Setting the trend for further wage talks
State commission TBU (Teknisk beregningsutvalg), charged with setting numbers that both labour and business can use during their negotiations, and SSB think the cost of living will decline to around 5 percent year. Labour leaders thus want to secure raises higher than 5 percent in what Følsvik calls the classic conflict between labour and capital. The talks will also affect all other wage negotiations between workers and employers in the public sector as well, where nurses and teachers have been the biggest losers for years. LO, as an umbrella organization for various labour union federations, wants the vast majority to end this year “with a real increase” in their income.
“We need to secure that wage growth follows price growth and that workers get their share of value creation, not that steadily more of it goes to the owners,” Følsvik told newspaper Dagens Næringsliv (DN) over the weekend.

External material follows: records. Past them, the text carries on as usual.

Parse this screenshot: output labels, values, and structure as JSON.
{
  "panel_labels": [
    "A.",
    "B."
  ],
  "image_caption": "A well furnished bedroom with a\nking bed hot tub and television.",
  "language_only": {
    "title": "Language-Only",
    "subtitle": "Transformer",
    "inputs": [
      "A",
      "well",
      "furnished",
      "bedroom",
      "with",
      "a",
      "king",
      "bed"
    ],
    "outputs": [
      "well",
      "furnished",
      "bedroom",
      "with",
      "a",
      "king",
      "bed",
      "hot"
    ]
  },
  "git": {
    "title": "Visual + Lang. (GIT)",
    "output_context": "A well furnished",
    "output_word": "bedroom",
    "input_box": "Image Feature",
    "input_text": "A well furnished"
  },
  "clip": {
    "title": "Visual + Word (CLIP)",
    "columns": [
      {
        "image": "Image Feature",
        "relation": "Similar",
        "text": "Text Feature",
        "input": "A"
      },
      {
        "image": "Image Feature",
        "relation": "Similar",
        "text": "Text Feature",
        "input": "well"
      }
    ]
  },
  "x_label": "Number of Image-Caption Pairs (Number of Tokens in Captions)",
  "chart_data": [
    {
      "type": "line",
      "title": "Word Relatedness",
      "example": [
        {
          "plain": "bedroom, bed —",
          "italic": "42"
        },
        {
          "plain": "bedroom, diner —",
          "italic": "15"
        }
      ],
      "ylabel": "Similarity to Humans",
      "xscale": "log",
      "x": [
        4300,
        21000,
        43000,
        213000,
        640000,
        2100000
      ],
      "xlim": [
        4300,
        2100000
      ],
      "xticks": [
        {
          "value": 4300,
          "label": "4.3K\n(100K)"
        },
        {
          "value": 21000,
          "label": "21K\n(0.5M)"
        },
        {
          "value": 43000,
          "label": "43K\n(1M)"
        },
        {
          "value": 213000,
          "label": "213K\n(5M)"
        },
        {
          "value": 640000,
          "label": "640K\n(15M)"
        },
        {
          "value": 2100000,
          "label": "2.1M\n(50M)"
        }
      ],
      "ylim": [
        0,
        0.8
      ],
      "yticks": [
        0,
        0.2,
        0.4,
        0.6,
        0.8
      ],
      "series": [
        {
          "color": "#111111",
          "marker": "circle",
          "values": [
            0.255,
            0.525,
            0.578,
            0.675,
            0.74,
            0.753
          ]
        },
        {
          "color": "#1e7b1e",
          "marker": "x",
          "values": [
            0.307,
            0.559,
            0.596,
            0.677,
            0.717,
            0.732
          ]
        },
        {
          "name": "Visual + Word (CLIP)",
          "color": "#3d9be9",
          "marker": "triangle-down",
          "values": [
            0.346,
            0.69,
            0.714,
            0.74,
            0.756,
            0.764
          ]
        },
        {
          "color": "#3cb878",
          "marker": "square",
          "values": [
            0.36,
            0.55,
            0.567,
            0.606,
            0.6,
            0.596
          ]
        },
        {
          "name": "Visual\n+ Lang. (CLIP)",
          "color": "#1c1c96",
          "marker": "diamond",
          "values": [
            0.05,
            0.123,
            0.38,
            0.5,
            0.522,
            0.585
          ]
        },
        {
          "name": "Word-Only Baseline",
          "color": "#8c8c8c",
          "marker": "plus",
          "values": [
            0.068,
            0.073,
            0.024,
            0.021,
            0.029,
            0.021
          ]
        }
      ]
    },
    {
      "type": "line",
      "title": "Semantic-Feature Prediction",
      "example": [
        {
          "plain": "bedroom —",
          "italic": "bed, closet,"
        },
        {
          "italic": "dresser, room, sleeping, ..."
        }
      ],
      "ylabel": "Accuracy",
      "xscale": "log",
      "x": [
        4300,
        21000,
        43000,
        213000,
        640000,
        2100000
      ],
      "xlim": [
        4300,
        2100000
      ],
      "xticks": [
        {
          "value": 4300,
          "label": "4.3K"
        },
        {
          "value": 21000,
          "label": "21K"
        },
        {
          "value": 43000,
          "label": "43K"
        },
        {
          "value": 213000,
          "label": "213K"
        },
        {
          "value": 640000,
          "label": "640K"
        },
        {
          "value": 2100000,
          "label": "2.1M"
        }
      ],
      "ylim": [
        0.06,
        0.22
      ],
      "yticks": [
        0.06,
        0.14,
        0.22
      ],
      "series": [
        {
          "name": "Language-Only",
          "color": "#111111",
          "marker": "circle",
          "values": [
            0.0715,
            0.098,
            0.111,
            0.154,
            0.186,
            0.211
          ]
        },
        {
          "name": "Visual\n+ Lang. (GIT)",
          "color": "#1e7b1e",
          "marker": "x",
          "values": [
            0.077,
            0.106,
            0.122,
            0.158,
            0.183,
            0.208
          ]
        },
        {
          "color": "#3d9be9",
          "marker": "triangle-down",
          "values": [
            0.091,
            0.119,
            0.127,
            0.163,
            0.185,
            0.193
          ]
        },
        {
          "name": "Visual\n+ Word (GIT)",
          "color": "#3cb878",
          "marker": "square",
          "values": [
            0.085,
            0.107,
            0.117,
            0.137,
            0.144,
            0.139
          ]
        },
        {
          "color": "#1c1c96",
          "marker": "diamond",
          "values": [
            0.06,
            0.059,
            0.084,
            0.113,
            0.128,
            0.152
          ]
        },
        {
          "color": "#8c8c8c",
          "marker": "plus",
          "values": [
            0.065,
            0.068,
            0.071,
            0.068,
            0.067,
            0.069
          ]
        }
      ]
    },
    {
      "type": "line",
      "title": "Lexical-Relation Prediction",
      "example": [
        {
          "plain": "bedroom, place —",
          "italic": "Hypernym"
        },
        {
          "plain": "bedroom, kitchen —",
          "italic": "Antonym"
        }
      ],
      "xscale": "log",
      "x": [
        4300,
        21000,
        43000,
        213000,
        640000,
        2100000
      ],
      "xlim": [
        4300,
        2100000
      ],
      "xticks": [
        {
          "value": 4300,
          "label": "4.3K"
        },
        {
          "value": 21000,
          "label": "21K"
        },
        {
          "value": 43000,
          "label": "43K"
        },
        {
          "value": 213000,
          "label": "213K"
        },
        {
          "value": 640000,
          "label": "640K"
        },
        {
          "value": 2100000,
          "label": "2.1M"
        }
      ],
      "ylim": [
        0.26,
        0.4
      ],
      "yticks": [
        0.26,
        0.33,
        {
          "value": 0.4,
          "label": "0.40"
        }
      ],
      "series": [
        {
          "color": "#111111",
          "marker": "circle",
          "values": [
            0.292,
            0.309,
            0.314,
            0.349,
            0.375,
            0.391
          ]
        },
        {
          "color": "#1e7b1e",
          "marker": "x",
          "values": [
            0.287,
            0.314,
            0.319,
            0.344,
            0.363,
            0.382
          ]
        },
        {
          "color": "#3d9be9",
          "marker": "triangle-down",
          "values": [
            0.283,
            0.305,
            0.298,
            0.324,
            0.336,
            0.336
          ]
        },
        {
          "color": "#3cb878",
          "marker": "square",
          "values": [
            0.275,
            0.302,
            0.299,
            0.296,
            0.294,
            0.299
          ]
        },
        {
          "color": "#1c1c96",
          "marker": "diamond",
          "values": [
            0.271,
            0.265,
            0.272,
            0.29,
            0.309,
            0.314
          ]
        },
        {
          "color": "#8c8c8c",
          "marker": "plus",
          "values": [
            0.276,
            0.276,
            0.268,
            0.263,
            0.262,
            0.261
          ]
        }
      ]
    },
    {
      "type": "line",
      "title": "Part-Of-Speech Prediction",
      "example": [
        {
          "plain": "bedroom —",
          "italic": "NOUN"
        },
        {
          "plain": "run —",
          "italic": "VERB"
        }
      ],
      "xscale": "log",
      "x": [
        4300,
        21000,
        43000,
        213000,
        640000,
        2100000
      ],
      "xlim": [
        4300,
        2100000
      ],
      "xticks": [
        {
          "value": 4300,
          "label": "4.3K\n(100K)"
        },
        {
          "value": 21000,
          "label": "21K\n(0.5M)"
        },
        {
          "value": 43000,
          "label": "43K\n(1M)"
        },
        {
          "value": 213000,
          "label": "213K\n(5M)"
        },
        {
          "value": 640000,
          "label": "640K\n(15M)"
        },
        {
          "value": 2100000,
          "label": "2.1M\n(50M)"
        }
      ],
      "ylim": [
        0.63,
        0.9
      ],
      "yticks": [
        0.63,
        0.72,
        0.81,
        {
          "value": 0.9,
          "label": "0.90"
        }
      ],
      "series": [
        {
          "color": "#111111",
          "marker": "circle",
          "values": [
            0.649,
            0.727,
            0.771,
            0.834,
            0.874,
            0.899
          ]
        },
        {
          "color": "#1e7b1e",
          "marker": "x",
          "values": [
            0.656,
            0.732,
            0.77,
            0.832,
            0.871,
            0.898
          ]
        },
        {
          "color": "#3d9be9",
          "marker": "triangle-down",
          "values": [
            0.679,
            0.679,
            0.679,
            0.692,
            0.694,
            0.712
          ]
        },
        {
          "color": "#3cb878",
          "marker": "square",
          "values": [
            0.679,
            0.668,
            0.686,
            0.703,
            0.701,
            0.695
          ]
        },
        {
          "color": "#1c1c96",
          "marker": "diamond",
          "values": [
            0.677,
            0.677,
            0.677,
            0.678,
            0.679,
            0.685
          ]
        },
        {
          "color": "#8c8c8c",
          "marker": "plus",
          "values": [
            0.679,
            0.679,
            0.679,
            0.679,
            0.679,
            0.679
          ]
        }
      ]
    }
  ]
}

She stressed how not only the executives have been personally profiting from their companies’ profits, so have shareholders who’ve been receiving large dividends. That’s important, too, she concedes, but employees shouldn’t lag behind.
If no agreement is reached by Thursday, the two sides will head into further negotiations with the state mediator. If those talks also collapse, major strikes in a variety of sectors can be launched from mid- to late April. LO represents around 185,000 employees of NHO member companies plus thousands of others in industry and other branches.